City Leasing
Overview
City take up for Q1 2024 was subdued by comparison to the last quarter of 2023 with take up levels just above 1M sq ft. These demand levels are the lowest since Q1 2023, 9% below the 10-year quarterly average of 1.4M sq ft. City availability dropped to 10.2M sq ft with 7.9M sq ft being second-hand space.
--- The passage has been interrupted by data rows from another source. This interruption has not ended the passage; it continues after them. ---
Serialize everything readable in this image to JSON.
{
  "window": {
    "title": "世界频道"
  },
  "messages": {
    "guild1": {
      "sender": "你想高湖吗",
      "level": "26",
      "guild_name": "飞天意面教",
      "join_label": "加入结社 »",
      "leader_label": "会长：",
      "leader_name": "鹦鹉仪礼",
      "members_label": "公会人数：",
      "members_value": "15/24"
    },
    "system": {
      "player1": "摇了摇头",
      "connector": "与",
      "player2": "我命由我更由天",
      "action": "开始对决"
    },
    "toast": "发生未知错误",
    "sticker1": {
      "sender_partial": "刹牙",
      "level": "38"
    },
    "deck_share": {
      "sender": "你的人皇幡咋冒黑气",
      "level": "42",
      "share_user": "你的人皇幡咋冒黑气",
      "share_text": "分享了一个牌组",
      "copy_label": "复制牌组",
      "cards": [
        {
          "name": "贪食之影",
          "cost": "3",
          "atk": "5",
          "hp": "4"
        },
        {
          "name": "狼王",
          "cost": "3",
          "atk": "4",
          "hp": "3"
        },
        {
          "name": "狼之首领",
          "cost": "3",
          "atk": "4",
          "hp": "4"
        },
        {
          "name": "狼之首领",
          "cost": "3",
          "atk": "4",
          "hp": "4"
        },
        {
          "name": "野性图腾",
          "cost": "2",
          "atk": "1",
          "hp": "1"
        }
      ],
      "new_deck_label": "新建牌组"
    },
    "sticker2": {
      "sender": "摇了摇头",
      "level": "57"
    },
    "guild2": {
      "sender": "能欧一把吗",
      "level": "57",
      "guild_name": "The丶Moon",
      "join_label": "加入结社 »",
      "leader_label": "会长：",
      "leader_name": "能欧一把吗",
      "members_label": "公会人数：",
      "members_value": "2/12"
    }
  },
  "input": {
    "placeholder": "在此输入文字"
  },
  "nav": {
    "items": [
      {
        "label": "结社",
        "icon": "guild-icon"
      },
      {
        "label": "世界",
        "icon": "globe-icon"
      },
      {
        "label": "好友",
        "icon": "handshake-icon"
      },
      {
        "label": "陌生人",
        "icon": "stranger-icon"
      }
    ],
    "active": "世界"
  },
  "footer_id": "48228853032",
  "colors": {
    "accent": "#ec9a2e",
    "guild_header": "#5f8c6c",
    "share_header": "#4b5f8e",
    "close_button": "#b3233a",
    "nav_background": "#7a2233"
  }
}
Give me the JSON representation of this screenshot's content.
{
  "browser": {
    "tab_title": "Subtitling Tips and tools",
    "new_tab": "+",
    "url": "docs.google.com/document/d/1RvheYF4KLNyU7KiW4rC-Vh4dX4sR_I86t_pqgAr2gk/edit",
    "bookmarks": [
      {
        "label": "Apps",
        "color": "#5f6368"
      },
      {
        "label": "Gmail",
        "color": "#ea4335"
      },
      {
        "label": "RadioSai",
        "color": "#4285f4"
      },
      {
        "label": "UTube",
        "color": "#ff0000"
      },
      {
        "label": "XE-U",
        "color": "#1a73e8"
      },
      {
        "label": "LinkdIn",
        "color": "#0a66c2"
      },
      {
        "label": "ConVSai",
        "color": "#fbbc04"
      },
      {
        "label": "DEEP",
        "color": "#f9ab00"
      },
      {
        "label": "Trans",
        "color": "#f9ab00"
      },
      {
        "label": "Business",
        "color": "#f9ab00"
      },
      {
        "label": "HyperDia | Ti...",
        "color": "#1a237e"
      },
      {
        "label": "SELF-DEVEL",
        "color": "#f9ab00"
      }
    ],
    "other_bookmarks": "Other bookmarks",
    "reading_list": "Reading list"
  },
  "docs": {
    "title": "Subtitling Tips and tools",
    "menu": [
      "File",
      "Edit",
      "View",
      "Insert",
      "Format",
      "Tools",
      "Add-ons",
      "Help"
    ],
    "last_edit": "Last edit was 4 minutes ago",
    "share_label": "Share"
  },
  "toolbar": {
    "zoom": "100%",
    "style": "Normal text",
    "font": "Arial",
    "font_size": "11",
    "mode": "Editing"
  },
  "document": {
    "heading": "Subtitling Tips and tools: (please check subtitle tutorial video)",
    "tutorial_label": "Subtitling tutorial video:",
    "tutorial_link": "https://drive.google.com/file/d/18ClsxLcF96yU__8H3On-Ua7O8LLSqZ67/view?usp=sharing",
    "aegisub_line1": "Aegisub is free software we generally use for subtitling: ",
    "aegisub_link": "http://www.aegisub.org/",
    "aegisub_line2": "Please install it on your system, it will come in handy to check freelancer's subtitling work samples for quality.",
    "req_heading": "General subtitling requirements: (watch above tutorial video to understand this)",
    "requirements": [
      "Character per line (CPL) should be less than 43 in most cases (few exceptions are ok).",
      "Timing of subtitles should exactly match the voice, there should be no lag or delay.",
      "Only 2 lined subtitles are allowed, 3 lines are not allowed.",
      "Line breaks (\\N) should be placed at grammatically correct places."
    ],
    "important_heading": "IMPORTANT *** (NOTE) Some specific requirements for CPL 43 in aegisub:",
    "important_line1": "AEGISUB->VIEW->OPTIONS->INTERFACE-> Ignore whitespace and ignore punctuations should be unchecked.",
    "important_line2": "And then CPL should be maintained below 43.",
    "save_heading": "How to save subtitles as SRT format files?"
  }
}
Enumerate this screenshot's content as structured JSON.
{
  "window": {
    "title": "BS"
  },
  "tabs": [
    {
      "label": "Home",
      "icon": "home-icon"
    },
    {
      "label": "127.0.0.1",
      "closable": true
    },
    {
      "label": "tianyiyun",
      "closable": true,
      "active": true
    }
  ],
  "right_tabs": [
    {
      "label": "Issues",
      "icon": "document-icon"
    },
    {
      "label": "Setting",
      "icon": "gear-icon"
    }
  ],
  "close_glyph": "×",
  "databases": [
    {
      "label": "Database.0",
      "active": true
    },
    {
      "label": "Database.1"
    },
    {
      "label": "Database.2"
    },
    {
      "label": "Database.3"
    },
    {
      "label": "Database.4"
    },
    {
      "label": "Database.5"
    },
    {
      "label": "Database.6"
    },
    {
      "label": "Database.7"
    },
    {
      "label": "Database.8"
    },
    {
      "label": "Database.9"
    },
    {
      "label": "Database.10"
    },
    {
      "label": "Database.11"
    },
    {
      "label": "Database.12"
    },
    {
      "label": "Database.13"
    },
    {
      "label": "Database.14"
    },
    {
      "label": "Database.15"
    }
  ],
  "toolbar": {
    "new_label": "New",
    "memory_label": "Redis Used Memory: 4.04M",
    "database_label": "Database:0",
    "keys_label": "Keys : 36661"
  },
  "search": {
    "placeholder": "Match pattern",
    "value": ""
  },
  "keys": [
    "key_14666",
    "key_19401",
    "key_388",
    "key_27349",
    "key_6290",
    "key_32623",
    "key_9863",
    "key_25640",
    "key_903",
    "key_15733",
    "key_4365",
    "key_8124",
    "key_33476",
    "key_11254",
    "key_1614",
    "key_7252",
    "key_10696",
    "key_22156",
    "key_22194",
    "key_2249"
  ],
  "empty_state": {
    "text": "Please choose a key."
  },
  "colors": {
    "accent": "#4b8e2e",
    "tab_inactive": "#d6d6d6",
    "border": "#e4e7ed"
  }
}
Vacancy rates remain above the long term average at 10.4% versus the long-term average of 6.8%, however within this we have continued to see vacancy rates within towers and new developments such as 8 Bishopsgate, EC2, JJ Mack, EC1, 22 Bishopsgate, EC2, and 40 Leadenhall, EC3 fall below 1.5%. Only 8,000 sq ft tower floors remain available at 8 Bishopsgate.
The development pipeline and the lack of new Grade A stock entering the market until 2026 continues to be the main talking point with companies now having to commit years in advance to secure space with large floorplates. With c.950,000 sq ft to be delivered over the course of 2024, less than a third of this accommodation is new-build space. Kirland and Ellis, Ark Insurance, McGill and Partners, Chubb and Shawbrook Bank have secured space early and committed to 40 Leadenhall, which is a prime example of a major 750,000 sq ft scheme pre-let ahead of completion due in Q1 2025. This trend has continued and forced occupiers to be more proactive, with major firms such as Legal & General committing to 190,000 sq ft in Stanhopes’ Woolgate Exchange, EC2, Moody’s to 120,000 sq ft in 10 Gresham Street, EC2, Citadel to 250,000 sq ft in British Land’s 2 Finsbury Avenue, EC2, Broadgate and Gallagher shortlisting options to take 175,000 sq ft including One Exchange Square, EC2 and 75 London Wall, EC2 amongst others. Future development pipeline includes c.13M sq ft delivering over the next five years, however, much of this is either already pre-let, under offer or delayed. A direct result of rising construction costs, skilled labour shortages and uncertainty over interest rates will leave a shortage of new larger developments of Grade A space from 2025 through to 2028. Wise signing at Worship Square, EC2 was the only pre-let deal in Q1 2024 where they secured 85,000 sq ft. This in turn meant that Q1 2024 had the lowest level of pre-letting activity since Q4 2020.
The lack of supply for ‘Best in Class’ product has led to an increase in prime rents where the City has witnessed an increase to £85.00 per sq ft, with towers now consistently achieving over £105 per sq ft.

8 Bishopsgate, EC2

JJ Mack, EC1

40 Leadenhall, EC3
Headline Market Deals
Key leasing deals which completed in Q1 2024 were Grant Thornton taking 97,500 sq ft at 8 Finsbury Circus, EC2 , Wise taking 85,000 sq ft at Worship Square, EC2 , Rathbones Group leasing 50,000 sq ft at 30 Gresham Street, EC2, HCC Insurance take 38,500 sq ft at St Botolph Building, EC3 and TikTok take further expansion space 27,000 sq ft at HYLO, EC1.
Allsop Transactions
The leasing team continued a run of success into Q1 2024 advising Alfa Systems to sign a new lease of 20,000 sq ft at Moor Place, EC2. Further success included leasing 20,000 sq ft to On Running at British Land’s Norton Folgate, E1, Orms taking 11,000 sq ft at JP Morgan’s Spectrum, EC1 at £77.50 per sq ft and Get Agent taking the remaining 8,000 sq ft in WorkSpaces’ The Old Dairy, EC2.